现在我们处理第二个图表的代码,这次我们要使用`gghalves`包来创建分别朝向不同方向的小提琴图。
首先,让我们修改原始代码以适应我们的数据,并添加必要的注释。
# 加载 gghalves 包
library(gghalves)
# 创建图像
p2 <- ggplot(df, aes(x = Disease.state, y = Richness, fill = Disease.state))
# 在患者组添加朝向左的小提琴图和箱线图
p2 <- p2 + geom_half_violin(data = subset(df, Disease.state == 'Patient'), position = position_nudge(x = 0), side = "l", color = NA)
p2 <- p2 + geom_half_boxplot(data = subset(df, Disease.state == 'Patient'), position = position_nudge(x = 0), side = 'l', width = 0.2)
# 在亲属组添加朝向右的小提琴图和箱线图
p2 <- p2 + geom_half_violin(data = subset(df, Disease.state == 'Relative'), position = position_nudge(x = 0), side = "r", color = NA)
p2 <- p2 + geom_half_boxplot(data = subset(df, Disease.state == 'Relative'), position = position_nudge(x = 0), side = 'r', width = 0.2)
# 添加抖动点图层和连线图层,和上面的图一样
p2 <- p2 + geom_jitter(aes(group = Family.ID, color = Disease.state), size = 2, shape = 16, stroke = 0.15, position = position_dodge(0.05))
p2 <- p2 + geom_line(aes(group = Family.ID), color = 'grey40', lwd = 0.5, position = position_dodge(0.05))
# 应用我们之前创建的主题和颜色设置
p2 <- p2 + labs(title = "Disease State vs Richness (Halves)", y = "Expression", x = "Disease State") + theme_bw()
# 显示图像
print(p2)
接下来,我们保存这个图像和数据,并提供用户如何用自己的数据进行格式化的建议。
# 保存图像为 PDF 格式
ggsave(filename = "half_violin_plot.pdf", plot = p2, device = "pdf", width = 10, height = 6)
# 因为数据已经在之前保存过了,所以这里不再重复
下面所有的步骤汇总一下。
# 生成数据
set.seed(123)
Family.ID <- rep(1:30, each = 2)
Disease.state <- rep(c("Patient", "Relative"), 30)
Richness <- c(rnorm(30, 10, 2), rnorm(30, 15, 2))
df <- data.frame(Family.ID, Disease.state, Richness)
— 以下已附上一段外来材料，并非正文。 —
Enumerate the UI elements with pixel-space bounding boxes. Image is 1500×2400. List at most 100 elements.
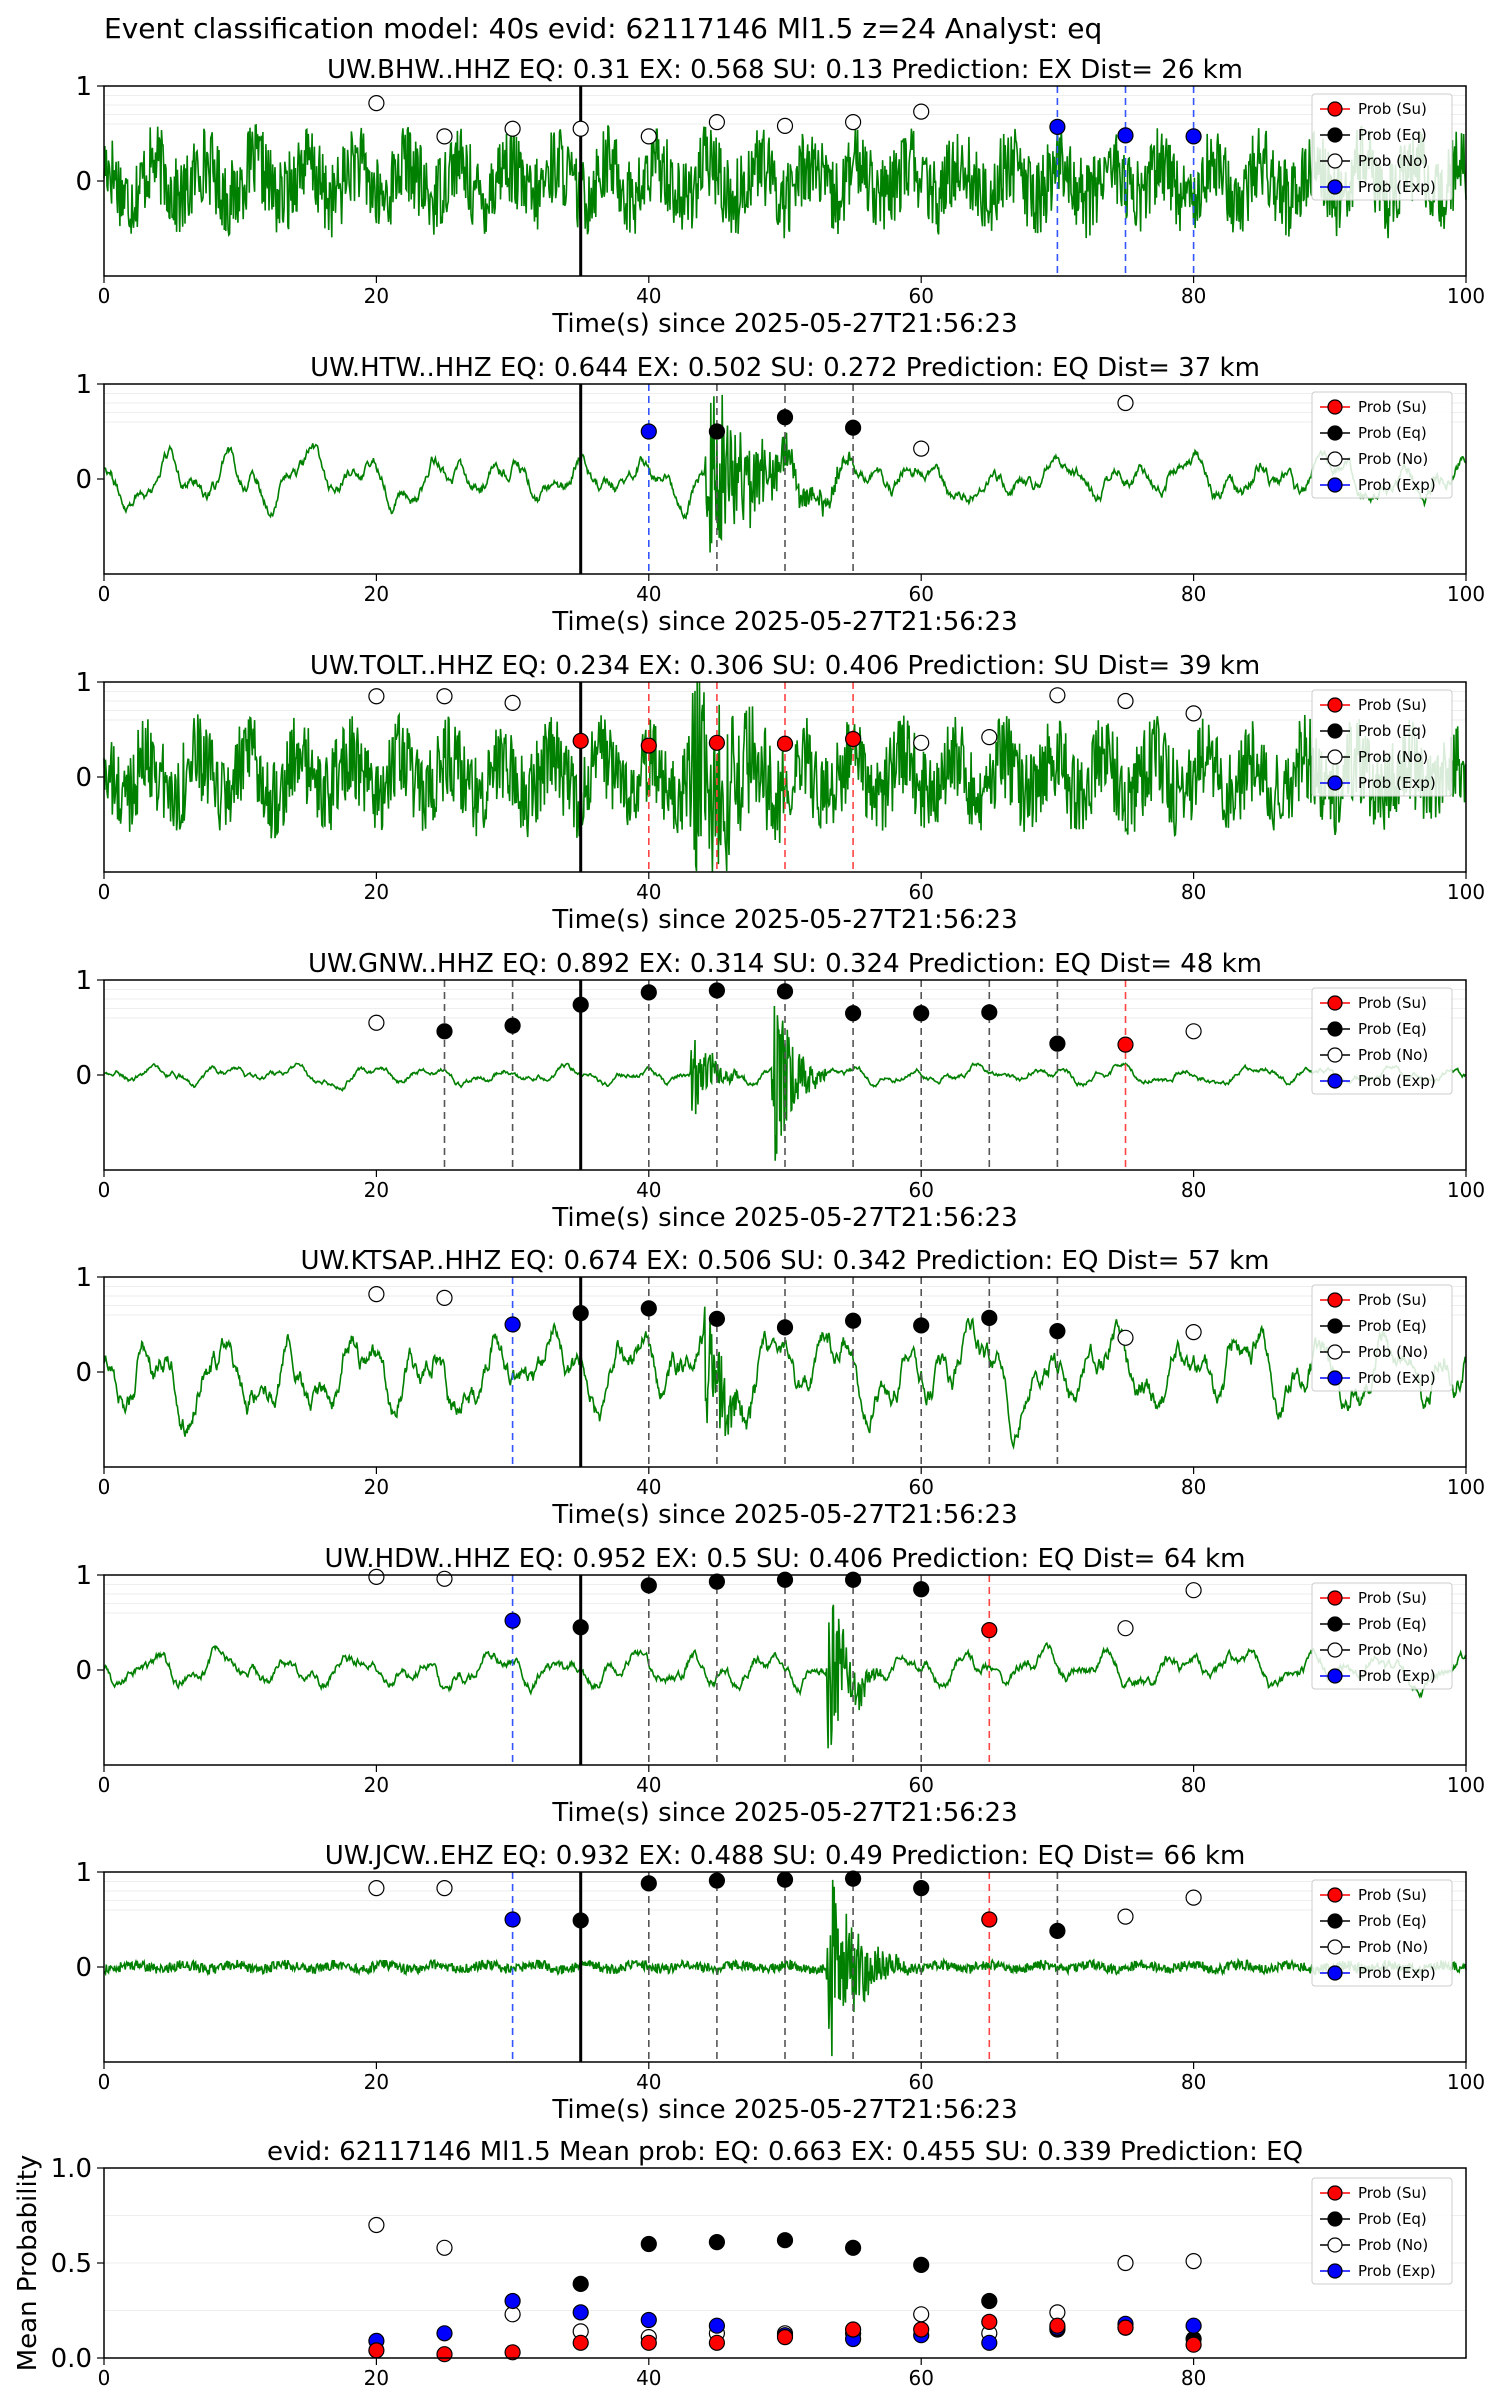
prob-marker-no: [436, 1289, 453, 1307]
x-tick-label: 100: [1447, 880, 1485, 904]
panel-2-legend-label-3: Prob (Exp): [1358, 774, 1436, 792]
panel-2-legend-label-0: Prob (Su): [1358, 696, 1427, 714]
mean-marker-su: [640, 2334, 657, 2351]
prob-marker-eq: [776, 983, 794, 1000]
mean-marker-eq: [708, 2234, 726, 2251]
mean-marker-su: [708, 2334, 726, 2351]
x-tick-label: 20: [364, 1178, 389, 1202]
mean-marker-su: [1049, 2317, 1066, 2334]
prob-marker-no: [436, 688, 453, 705]
panel-4-legend-box: [1311, 1284, 1453, 1392]
mean-panel-legend-marker-3: [1327, 2263, 1343, 2279]
panel-5: UW.HDW..HHZ EQ: 0.952 EX: 0.5 SU: 0.406 …: [75, 1544, 1485, 1828]
panel-0-legend-label-1: Prob (Eq): [1358, 126, 1427, 144]
prob-marker-eq: [913, 1581, 930, 1598]
mean-panel-legend-marker-2: [1327, 2237, 1343, 2253]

# 将'Family.ID'列变为因子类型,以便后续进行分组操作
df$Family.ID <- as.factor(df$Family.ID)
# 加载绘图包
library(ggplot2)
library(gghalves)
# 创建主题
theme_update(
plot.title = element_text(face="bold", hjust = 0.5, size=20),
axis.title = element_text(face="bold", size=15),
axis.text = element_text(size=13),
legend.title = element_text(face="bold", size=12),
legend.text = element_text(size = 11),
panel.grid = element_blank(),
strip.text = element_text(face="bold", size=15),
strip.background = element_rect(fill="lightgrey", colour="black", size=1)
)
# 创建第一个图像
p <- ggplot(df, aes(x = Disease.state, y = Richness, fill = Disease.state)) +
geom_violin(width = 0.8, color = "black") +
geom_boxplot(alpha = 0.5, size = 1, outlier.shape = NA, width = 0.2, color = "black") +
geom_rect(aes(xmin = 0.98, ymin = -Inf, xmax = 2.02, ymax = Inf), fill = "white", size = 1.5) +
geom_jitter(aes(group = Family.ID, color = Disease.state), size = 2, shape = 16, stroke = 0.15, position = position_dodge(0.05)) +
geom_line(aes(group = Family.ID), color = 'grey40', lwd = 0.5, position = position_dodge(0.05)) +
scale_fill_manual(values = c('#E69F00', "#009E73")) +
labs(title = "Disease State vs Richness", y = "Expression", x = "Disease State") +
theme_bw()
# 创建第二个图像
p2 <- ggplot(df, aes(x = Disease.state, y = Richness, fill = Disease.state)) +
geom_half_violin(data = subset(df, Disease.state == 'Patient'), position = position_nudge(x = 0), side = "l", color = NA) +
geom_half_boxplot(data = subset(df, Disease.state == 'Patient'), position = position_nudge(x = 0), side = 'l', width = 0.2) +
geom_half_violin(data = subset(df, Disease.state == 'Relative'), position = position_nudge(x = 0), side = "r", color = NA) +
geom_half_boxplot(data = subset(df, Disease.state == 'Relative'), position = position_nudge(x = 0), side = 'r', width = 0.2) +
geom_jitter(aes(group = Family.ID, color = Disease.state), size = 2, shape = 16, stroke = 0.15, position = position_dodge(0.05)) +
geom_line(aes(group = Family.ID), color = 'grey40', lwd = 0.5, position = position_dodge(0.05)) +
labs(title = "Disease State vs Richness (Halves)", y = "Expression", x = "Disease State") +
theme_bw()
# 保存图像
ggsave(filename = "violin_plot.pdf", plot = p, device = "pdf", width = 10, height = 6)
ggsave(filename = "half_violin_plot.pdf", plot = p2, device = "pdf", width = 10, height = 6)
# 保存数据
write.csv(df, "df.csv")
这个完整的R脚本包括了从生成数据开始,然后绘制两种不同的图表,并保存这些图表和数据的所有步骤。